Stock Market Prices Do Not Follow Random Walks

I like the article and I love that people are talking about this but in my experience getting to this point is the easy part -- there are a lot of ways to talk about the breakdown of most of the statistical/stochastic side of classical financial mathematics and plenty of people in industry are smart enough to listen to that.

The issue is that most of these people (again, just in my experience, YMMV) look at it from a risk management perspective: "Hmm, so the model's right N% of the time. What can we do to hedge out the edge cases?" and so it's hard to move the conversation forward into coming up with a more robust framework for financial time series. Combined with the "oh that sounds like chaos theory, they tried that in the 90s, it doesn't work" reaction, the lack of obvious profitability means there's not a lot of industry interest in the dynamical systems side of this question, which is unfortunate.

On the academic side, there are just too many researchers who are happy to cite yesteryear's incrementalist paper about time series analysis so the finance and econometrics journals are content to treat it either as a settled issue or as a niche "metaphysical" one.
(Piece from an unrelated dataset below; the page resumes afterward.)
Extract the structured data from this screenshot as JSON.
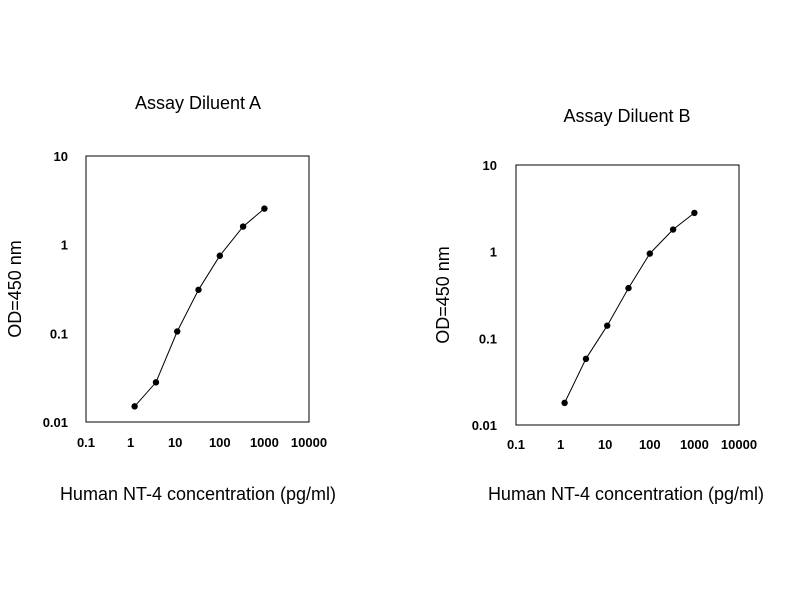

I would hope that this has changed over the last few years but I'm not optimistic.

The most productive conversation I've had about this stuff was with an ecologist -- apparently the DS framework for time series analysis has been a big transformative force in their field recently. He gave credit for that to the fact that instead of risk, predictability etc., the real constraint in their discipline was getting new data from field research so they were heavily incentivized to find new and more efficient ways of looking at the same data.